Psychol Med. 1995 Jul;25(4):763-70. doi: 10.1017/s0033291700035005.
This study describes a cohort of 23 patients undergoing stereotactic subcaudate tractotomy. Research Diagnostic Criteria indicated that 70% suffered major depressive disorder; the remainder mostly had a bipolar affective disorder. There were serial assessments pre-operatively and at 2 weeks and 6 months post-operatively using the Hamilton Rating Scale for depression, the Present State Examination (PSE), Newcastle Scale, the Beck Depression Inventory, and the Taylor Manifest Anxiety Scale. Neuropsychological assessment included tests thought to be sensitive to frontal lobe dysfunction, as well as tests of general intelligence, attention, memory, language and visuo-spatial function. Post-operatively, depression rating scale scores decreased significantly but most patients continued to exhibit a number of PSE syndromes. Depression rating scale scores were correlated with 1 year global outcome: there was no significant correlation except for the 6 month assessment when lower Hamilton scores were found to be associated with better global outcome. Correlations between the neuropsychological tests and the Hamilton and Beck depression scales at 2 weeks post-operatively suggested that an improvement in psychiatric condition was associated with greater efficiency on some tests of attention and verbal recall, as well as faster performance on a sorting task. By contrast, the changes at 6 months suggested an association between improvement in psychiatric condition and less efficient performance on certain neuropsychological tests including verbal recognition memory, attention and two tests of frontal lobe dysfunction.

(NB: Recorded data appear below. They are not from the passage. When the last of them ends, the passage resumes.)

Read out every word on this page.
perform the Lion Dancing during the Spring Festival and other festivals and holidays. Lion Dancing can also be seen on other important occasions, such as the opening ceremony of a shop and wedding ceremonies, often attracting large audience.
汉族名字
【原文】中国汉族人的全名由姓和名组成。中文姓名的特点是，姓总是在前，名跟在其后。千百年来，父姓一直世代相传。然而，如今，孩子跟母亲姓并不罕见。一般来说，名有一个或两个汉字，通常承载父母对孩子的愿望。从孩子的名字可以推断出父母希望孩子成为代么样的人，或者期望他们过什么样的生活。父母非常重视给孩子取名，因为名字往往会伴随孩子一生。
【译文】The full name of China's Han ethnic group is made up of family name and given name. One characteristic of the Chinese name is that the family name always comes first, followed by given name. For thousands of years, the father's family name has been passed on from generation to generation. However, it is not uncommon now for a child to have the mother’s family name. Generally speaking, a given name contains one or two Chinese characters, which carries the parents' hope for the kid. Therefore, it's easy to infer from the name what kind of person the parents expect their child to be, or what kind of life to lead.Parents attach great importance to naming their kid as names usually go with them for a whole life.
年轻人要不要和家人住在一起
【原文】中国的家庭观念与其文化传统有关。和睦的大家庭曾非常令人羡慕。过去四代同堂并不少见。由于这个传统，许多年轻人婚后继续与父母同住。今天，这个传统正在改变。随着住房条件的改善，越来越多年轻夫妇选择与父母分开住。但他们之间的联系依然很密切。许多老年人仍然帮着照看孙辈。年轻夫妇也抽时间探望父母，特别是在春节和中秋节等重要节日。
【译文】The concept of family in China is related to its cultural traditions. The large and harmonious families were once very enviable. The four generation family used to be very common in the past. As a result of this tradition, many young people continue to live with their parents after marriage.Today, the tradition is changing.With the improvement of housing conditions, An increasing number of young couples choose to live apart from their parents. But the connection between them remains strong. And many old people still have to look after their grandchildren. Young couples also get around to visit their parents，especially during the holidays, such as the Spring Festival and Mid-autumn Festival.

本研究描述了一组23例接受立体定向尾状核下束切断术的患者。研究诊断标准显示,70%的患者患有重度抑郁症;其余患者大多患有双相情感障碍。术前、术后2周和6个月采用汉密尔顿抑郁评定量表、现状检查(PSE)、纽卡斯尔量表、贝克抑郁量表和泰勒显性焦虑量表进行系列评估。神经心理学评估包括被认为对额叶功能障碍敏感的测试,以及一般智力、注意力、记忆力、语言和视觉空间功能测试。术后,抑郁评定量表得分显著下降,但大多数患者仍表现出一些PSE综合征。抑郁评定量表得分与1年总体结果相关:除6个月评估外,未发现显著相关性,此时较低的汉密尔顿得分与较好的总体结果相关。术后2周神经心理学测试与汉密尔顿和贝克抑郁量表之间的相关性表明,精神状态的改善与某些注意力和言语回忆测试的更高效率以及分类任务的更快表现相关。相比之下,6个月时的变化表明,精神状态的改善与某些神经心理学测试(包括言语识别记忆、注意力和两项额叶功能障碍测试)的较低效率表现之间存在关联。